This season certainly has been frustrating for the Chicago Cubs and Cubs’ manager Dale Sveum. This season was meant to be the beginning of the turnaround for the Cubs. While the team certainly wasn’t expected to contend, the team was expected to be much more competitive than the team that loss 101 games during the 2012 season. The 2013 season was meant to be the season when shortstop Starlin Castro and first baseman Anthony Rizzo took their respective places as the cornerstones of the Cubs’ organization. However, in the midst of the Cubs’ struggles to begin the 2013 season, neither Rizzo nor Castro have emerged as cornerstones. That has left Sveum to ponder the idea of demoting both Castro and Rizzo to the minor leagues.

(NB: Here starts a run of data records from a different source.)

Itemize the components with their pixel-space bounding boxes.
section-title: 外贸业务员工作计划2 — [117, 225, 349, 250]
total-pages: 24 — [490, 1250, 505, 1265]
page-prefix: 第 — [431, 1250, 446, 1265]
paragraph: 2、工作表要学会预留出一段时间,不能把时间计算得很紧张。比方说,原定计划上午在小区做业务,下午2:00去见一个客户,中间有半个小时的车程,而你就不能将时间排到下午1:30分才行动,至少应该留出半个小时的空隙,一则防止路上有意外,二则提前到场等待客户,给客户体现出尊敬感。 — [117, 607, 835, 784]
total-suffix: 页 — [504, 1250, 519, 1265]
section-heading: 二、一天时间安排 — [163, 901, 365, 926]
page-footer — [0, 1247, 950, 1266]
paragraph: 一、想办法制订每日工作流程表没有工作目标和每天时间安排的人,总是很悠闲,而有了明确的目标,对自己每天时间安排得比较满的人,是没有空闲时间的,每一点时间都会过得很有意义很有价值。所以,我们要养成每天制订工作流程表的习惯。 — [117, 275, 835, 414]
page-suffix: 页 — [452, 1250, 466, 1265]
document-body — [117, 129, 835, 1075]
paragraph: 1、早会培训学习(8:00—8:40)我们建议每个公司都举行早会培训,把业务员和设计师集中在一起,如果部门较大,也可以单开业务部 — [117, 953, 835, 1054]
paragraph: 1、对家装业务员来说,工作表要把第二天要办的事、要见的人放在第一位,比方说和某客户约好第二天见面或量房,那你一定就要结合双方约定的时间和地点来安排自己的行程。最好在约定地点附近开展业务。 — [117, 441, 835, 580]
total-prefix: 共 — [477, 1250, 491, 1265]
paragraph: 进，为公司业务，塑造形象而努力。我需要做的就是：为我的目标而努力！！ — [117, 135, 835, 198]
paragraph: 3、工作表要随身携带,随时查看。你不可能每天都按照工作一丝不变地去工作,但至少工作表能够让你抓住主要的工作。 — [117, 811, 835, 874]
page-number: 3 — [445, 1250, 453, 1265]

“If people keep playing like that, you have to find options,” Sveum said before a 4-2 loss to the Brewers. “Give people playing time at Triple A to figure this stuff out.” Chicago Tribune
The Cubs have certainly shuffled their roster this season, with the recent waiver claims of infielder Cody Ranson; outfielder Julio Borbon; and pitcher Kameron Loe being the prime examples. The fact of the matter is that the Cubs are trying to find options, in doing so, the team is trying to find production. Both Castro–defensively–and Rizzo–offensively–have contributed to the Cubs’ poor fundamentals this season, but would the Cubs’ consider demoting the two cornerstone pieces to their long-term success?
“The bottom line is you’ve got to perform,” Sveum repeated. “Whether they need more development or you decide all those kind of things … there’s still that accountability. Many, many people throughout the history of the game (have been demoted). It’s a performance-laden occupation. That’s what makes the world go ’round. That’s what makes this country what it is.” Chicago Tribune
Sveum is treading on some thin ice with these comments. The reason being that one of the reasons why former Cubs’ manager Mike Quade was fired was because he hindered the long-term success of the team by constantly calling out young players through the media. While no professional athlete should be coddled, that does not mean that the manager holds the player accountable through the media. Especially when it comes to Castro and Rizzo, who at the age of 23, still have some growing pains to go through in the Major Leagues. It is the job of Sveum and his coaching staff to identify those growing pains and work on ways to make each player more fundamentally sound. Addressing the growing pains with frustration through the media is not the way to handle, and that is way for Sveum to quickly lose control of his team.
There is no question that Castro and Rizzo have struggled this season. While Castro is hitting .301/.320/.466 this season with the Cubs, the shortstop has already made 4 errors in the first month of the season. Meanwhile, Rizzo has struggled offensively as the first baseman is only hitting .210/.310/.532 this season with 6 home runs. What Sveum need not to forget is that the Cubs are still a rebuilding team. Sveum is the caretaker to that rebuild. Meaning there are going to be times when players such as Castro and Rizzo show a lack of fundamentals, however, it is on Sveum to handle those blunders with coaching and practice behind the scenes and not in front of reporters looking for a sound-bit. The dark reality for Sveum is that players like Castro and Rizzo will likely be with the Cubs long after he is no longer the team’s manager. A scenario that could happen sooner rather than later if Sveum continues make public statements contradicting the long-term future of the Cubs.